There’s also the issue of follow-on investments. A lot has been said about the signaling effect of big funds not following on with seed investments. But it is also true that sometimes it becomes harder to say “no” to companies in which you’re already an investor. You get attached to the team, you don’t want to admit to failure — or what usually happens is your investment will trigger another, bigger check, which will keep the company alive. There is a temptation to make one small investment after another and wind up with real money in a company that never went through the process.

None of this applies to “big” seed – $1-1.5 million rounds with a lead VC putting up half or more of the cash. This model actually works, as it can be a way for a fund to become involved early on, and the amount is sufficient to merit treatment like a serious investment. My partner, Yaron, and I have done well with this model, investing in companies like Yadata (sold to Microsoft) and Soluto (sold to Asurion). Such companies also have more runway and a better cap table — both big issues, especially for German companies.
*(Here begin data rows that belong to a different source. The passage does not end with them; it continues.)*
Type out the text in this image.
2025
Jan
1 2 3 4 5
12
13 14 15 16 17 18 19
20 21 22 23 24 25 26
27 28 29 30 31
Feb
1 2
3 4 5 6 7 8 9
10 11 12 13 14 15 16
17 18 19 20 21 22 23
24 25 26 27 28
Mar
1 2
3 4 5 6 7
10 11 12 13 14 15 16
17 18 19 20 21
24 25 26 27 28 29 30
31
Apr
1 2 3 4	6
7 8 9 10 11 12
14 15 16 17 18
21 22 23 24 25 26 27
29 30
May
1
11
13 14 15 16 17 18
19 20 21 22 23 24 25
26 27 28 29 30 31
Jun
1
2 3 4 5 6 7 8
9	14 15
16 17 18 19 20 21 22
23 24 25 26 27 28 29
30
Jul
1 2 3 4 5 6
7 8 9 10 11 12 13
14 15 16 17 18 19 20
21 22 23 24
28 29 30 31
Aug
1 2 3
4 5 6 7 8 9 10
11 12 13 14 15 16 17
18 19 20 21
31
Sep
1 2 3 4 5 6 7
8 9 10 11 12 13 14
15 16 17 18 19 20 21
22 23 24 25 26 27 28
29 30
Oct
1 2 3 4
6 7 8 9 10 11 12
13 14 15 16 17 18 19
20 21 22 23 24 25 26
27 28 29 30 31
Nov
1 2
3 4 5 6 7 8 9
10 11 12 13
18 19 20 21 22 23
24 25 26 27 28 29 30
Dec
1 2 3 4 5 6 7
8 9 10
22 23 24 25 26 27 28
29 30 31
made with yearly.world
I do think that pre-seed investments are important to keep close to the market and informed, but I don’t believe they should be a burden on the fund. A good VC partner makes sure he or she knows what’s going on by putting some of his or her own money to work in angel investing. That is part of our commitment to our investors and a value we can bring to the fund. And in the end, rules are made to be broken in the VC world, so no matter how we decide to treat seed investment and how iron-clad our reasoning is, if we see something great, we’ll just go for it.

Shmuel Chafets is a partner at Hasso Plattner Ventures.